Chirac will not seek third presidential term

? Setting the stage for a suspenseful presidential race, French President Jacques Chirac announced Sunday that he would not run for a third term after 12 years in office and 40 years in politics.

The announcement by Chirac, 74, was not a surprise. His popularity has sunk as the result of economic and political malaise, urban riots, corruption scandals and electoral setbacks.
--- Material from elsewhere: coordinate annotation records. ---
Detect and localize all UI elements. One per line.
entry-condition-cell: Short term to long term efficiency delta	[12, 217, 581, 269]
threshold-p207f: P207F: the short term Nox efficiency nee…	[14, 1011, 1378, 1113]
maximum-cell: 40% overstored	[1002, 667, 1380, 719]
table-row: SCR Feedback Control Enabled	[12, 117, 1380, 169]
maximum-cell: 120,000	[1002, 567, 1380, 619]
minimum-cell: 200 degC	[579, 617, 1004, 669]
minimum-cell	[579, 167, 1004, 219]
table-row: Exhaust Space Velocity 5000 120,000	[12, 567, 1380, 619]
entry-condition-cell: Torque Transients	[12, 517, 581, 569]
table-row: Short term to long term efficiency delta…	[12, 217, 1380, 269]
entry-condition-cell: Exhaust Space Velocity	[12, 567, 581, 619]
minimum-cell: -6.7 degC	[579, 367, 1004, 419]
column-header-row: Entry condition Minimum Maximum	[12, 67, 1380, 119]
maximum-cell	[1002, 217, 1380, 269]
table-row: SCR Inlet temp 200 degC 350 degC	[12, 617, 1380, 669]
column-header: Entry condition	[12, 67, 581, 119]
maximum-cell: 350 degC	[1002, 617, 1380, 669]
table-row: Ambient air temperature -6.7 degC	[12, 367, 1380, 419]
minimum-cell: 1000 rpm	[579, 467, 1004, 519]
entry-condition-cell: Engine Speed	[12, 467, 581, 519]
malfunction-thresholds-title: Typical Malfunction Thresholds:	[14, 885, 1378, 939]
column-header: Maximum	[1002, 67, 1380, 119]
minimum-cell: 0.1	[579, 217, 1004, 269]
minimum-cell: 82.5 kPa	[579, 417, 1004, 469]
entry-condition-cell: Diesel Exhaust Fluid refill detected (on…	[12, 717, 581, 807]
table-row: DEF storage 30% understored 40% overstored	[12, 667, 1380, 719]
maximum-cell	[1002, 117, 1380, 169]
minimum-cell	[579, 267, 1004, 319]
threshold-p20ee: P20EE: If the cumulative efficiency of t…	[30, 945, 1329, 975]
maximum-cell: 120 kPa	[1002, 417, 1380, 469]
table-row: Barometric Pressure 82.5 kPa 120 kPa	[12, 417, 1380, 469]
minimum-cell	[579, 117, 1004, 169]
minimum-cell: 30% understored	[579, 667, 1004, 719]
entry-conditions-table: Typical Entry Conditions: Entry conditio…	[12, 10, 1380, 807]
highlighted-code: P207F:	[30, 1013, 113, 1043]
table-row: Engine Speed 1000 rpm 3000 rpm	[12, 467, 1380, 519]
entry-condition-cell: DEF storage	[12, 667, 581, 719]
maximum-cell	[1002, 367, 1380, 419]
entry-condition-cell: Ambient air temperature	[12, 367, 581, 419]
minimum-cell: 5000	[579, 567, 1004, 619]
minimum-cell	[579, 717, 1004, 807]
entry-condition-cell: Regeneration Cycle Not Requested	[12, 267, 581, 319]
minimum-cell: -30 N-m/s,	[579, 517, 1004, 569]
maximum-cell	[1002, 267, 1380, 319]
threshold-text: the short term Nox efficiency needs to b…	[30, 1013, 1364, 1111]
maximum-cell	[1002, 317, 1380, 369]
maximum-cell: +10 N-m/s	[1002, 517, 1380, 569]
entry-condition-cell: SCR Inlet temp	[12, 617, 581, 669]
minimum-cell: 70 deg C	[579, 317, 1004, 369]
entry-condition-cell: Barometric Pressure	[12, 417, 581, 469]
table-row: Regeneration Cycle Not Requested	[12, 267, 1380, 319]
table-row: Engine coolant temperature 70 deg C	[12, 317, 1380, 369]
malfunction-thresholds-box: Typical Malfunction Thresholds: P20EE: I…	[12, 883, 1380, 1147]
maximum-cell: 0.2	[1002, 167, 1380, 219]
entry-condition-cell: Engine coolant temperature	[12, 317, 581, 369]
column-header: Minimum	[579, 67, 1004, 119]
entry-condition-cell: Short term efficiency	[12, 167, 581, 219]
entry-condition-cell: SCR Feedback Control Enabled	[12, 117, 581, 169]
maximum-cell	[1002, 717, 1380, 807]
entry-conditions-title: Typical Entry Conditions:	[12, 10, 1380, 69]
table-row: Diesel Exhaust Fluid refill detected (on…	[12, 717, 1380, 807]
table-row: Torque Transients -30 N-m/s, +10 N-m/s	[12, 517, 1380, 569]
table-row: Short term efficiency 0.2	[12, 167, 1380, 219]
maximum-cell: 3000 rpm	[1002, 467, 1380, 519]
But the decision cast a sharp focus on his longtime dominance of politics here as president, prime minister and mayor of Paris, and his rollercoaster relationship with voters.

“I will not seek your votes for a new term,” Chirac said in a nationally televised address. “(But) I will continue to press the struggles that are all of ours, the struggles of my whole life, for justice, for progress, for peace, for the greatness of France.”

Chirac’s move came after months of refusing to rule out a bid and flirting with fielding his own intraparty challenger to Interior Minister Nicolas Sarkozy, 52, of his ruling center-right movement.

Other candidates include Francois Bayrou, 54, a longshot centrist preaching pragmatism and unity, who has unexpectedly pulled even in polls with Segolene Royal, 53, of the opposition Socialists, and not far behind Sarkozy.

Far-right maverick Jean-Marie Le Pen, 78, retains enough support to influence the outcome five years after he upset the Socialists and then lost the runoff to Chirac.